Thursday 16 March 2017

Retro Reading - Help Wanted

If you asked me to name my major literary influences, off the top of my head I'd say Tamora Pierce and HP Lovecraft. With some more thought I'd talk about CS Lewis, Laurell K Hamilton, MR James, and Patricia Leitch. I would almost certainly have never mentioned Richie Tankersley Cusick.

Yes, it's more Point Horror! After enjoying the nostalgic kick of The Silent Scream last week, I decided to indulge my inner teen a bit more with Help Wanted.

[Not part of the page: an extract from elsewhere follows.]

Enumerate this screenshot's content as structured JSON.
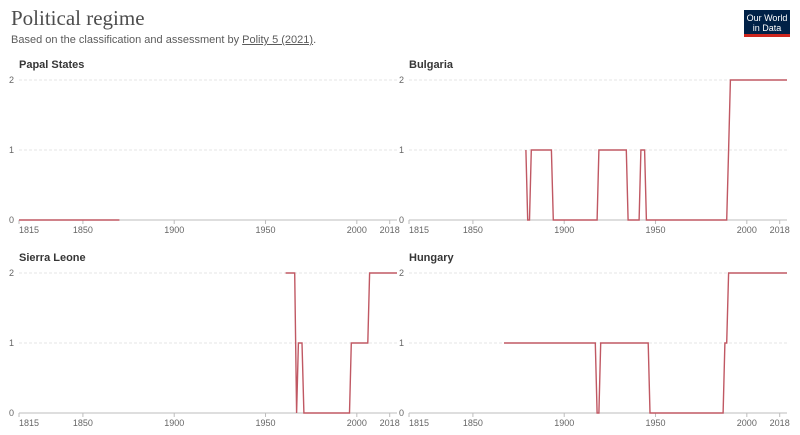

This is another of my favourites, and I always remembered it fondly when I thought back, but it wasn't until I re-read it yesterday that I realised Cusick may be the greatest literary influence I never knew I had.

To briefly recap the plot, Robin Bailey is a smart and conscientious student looking to make some fast cash for a Thanksgiving vacation with her friends. She answers a "help wanted" ad and finds herself cataloging books in a creepy old house for a creepy rich family with plenty of creepy secrets. Shenanigans ensue! I am simplifying it somewhat, of course. There are moments of genuine unease and disquiet throughout Help Wanted (like how did I not realise the school janitor was an actual sexual predator the first time round???). There are also some unintentionally uneasy moments, like sort-of love interest Parker Swanson casually dismissing his step-sister's suicidal tendencies as like "eh, she's weird, whatever."

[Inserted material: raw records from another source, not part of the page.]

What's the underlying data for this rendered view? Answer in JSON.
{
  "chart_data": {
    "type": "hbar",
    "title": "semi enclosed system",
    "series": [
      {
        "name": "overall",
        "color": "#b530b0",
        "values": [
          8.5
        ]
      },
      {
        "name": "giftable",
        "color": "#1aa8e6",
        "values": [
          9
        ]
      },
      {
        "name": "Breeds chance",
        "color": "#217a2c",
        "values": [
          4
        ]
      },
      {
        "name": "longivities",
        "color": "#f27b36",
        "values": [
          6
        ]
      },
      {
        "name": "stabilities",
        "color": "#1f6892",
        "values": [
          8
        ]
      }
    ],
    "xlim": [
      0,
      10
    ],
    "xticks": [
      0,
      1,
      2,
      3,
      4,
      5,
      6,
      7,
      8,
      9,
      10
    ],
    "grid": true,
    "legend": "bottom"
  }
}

But it holds up for me. I adored Robin as a teenager and I adore her more as an adult. I mean:

She's clever and caring. She defends her best friend, Faye, against boys who label her as "that airhead." She looks after Parker's step-sister, Claudia when everyone else dismisses her and slags her off. She works hard and is unassuming and earnest and I want to be friends with Robin, basically.

Another thing I always liked about this book was the romance - or lack of it. It's too easy to cram a pointless love angle into any book, and I do remember Point Horrors being replete with awkwardly timed teenaged fumbles. Like, look, you're running from a madman/vampire/crazy roommate. You have no time for flirting! Help Wanted skips this. Parker and another guy, Walt, are both obviously interested in Robin, but she has no time for their shit. The book ends with both guys gentlemanly escorting Robin home from a traumatic night of nearly being murdered, and lightly teasing each other about being competition for her, but Robin just sort of rolls her eyes and ignores them. I have to admit, I always kind of assumed that she ended up dating both and they formed a happy open relationship, as this seemed the most logical conclusion to me. On re-reading, I agree with my younger self.

So what are the things that made me realise how much Cusick influenced me? The setting - there's a gothic vibe to this story, with mediums, ghosts, and huge spooky houses playing central roles. If you've read any of my work from UNDERTOW to NIGHT AND CHAOS or my Brides of Darkness books, you'll know I dig that classic gothic vibe. Small towns with dark secrets, the undead, creepy locations, yes. Give me that. I doubt that all came from Cusick, but re-reading Help Wanted made me realise she definitely contributed. There's also the element of doubt in here - is it really something supernatural or is there a rational (but horrible) explanation. That appears in PHANTOM FEARS, for a quick example.

This is also the first book I remember reading where mental illness was a plot point, and an important one at that. I think I'd probably always gravitate towards characters who suffer or have suffered mental illness, because I have myself and it fascinates me, but Help Wanted was probably the earliest book I read where it was addressed and discussed openly. Does it handle it well? No. Claudia's paranoia and suicidal tendencies are dismissed as attention-seeking at best, and (spoiler!) she turns out to be the villain, so there's that nasty undercurrent of "crazy people are bad!" in there. Even so, it was...illuminating for me, a depressed and anxious teen, to read about a paranoid and anxious character in any context.

Thinking about Help Wanted lead me onto another Cusick book, Teacher's Pet. I haven't re-read this one yet, but it's another story that features a dark and gothic-esque plot with the whole "creepy setting, dark family secrets, mental illness" thing going on. If I remember correctly, I was outraged by the ending, in which the character I fell in love with turned out to be the villain (and mentally ill. I really need to write something about the presentation of mentally ill characters in Point Horror books, I guess). And the character I thought was a milquetoast wet blanket got the girl, even though he was considerably less attractive and interesting. Bah.

From Teacher's Pet, I think I drew a love of unconventional characters and love stories, in a strange way. I like darker, prickly heroines and romances. Is that all down to Cusick? Probably not, but throughout Help Wanted, I kept thinking "I love that trope! I write that trope!" and it was pretty cool to think about how I've used those tropes in my own work.

Next on the retro reading list? Probably Caroline B Cooney's Freeze Tag. We shall see!